Coronavirus warrants caution, not panic

February 27, 2020 18:09
Customers wait in line as a store assistant unpacks boxes of protective masks at a Hong Kong shop. People must avoid buying into rumors about the virus epidemic, and should instead fight the outbreak with a rational mindset, the author says. Bloomberg

As the novel coronavirus cases rose in number, there has been a growing sense of panic among Hong Kong people, prompting the citizens to scramble for face masks, among other things.

Now, we need to ask this question: is it really necessary for everybody to wear face masks wherever they go, under all circumstances?

Amid the mask-buying frenzy, one should bear in mind the interim guidance issued by the World Health Organization (WHO) on Jan. 29 in relation to the use of protective face coverings.

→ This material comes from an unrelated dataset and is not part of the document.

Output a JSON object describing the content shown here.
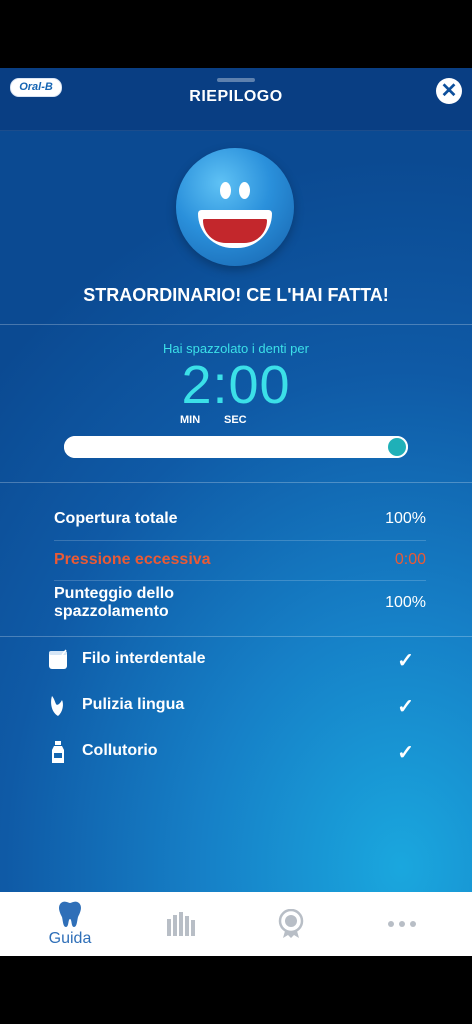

"Wearing medical masks when not indicated may cause unnecessary cost, procurement burden and create a false sense of security that can lead to neglecting other essential measures such as hand hygiene practices,” the WHO said in a general advisory.

And under a community setting, “a medical mask is not required, as no evidence is available on its usefulness to protect non-sick persons,” the UN health body said in another point of advice.

Of course, when it comes to high-risk individuals, such as sick people and healthcare workers, they should always wear face masks in order to avoid infecting others or getting infected by patients.

For average citizens, they should wear face masks whenever they go to crowded or poorly ventilated places, including the elevator, in times of epidemics.

But there is no need to put on face masks while inside an average household, open space, or places with little foot traffic.

As a matter of fact, although putting on a face mask seems to be a simple step, it is actually not as uncomplicated as people think when it comes to fitting it correctly on the face.

The reason is, a face mask won’t actually provide any substantial protection for you unless it is worn under a fully sealed condition. And it may simply backfire on you if it is worn incorrectly.

Under normal circumstances, an average person would touch his or her face or chin roughly 23 times per hour, or somewhere almost once every three minutes.

And the hand-to-face contact rate is likely to increase substantially when a person is wearing a face mask, as people tend to adjust their masks for a better fit or scratch their faces given that wearing a face mask is often quite uncomfortable.

Touching one’s face could be very dangerous, as it can pass viruses from your hands to your eyes, nose, and mouth, and then allow them to enter your body.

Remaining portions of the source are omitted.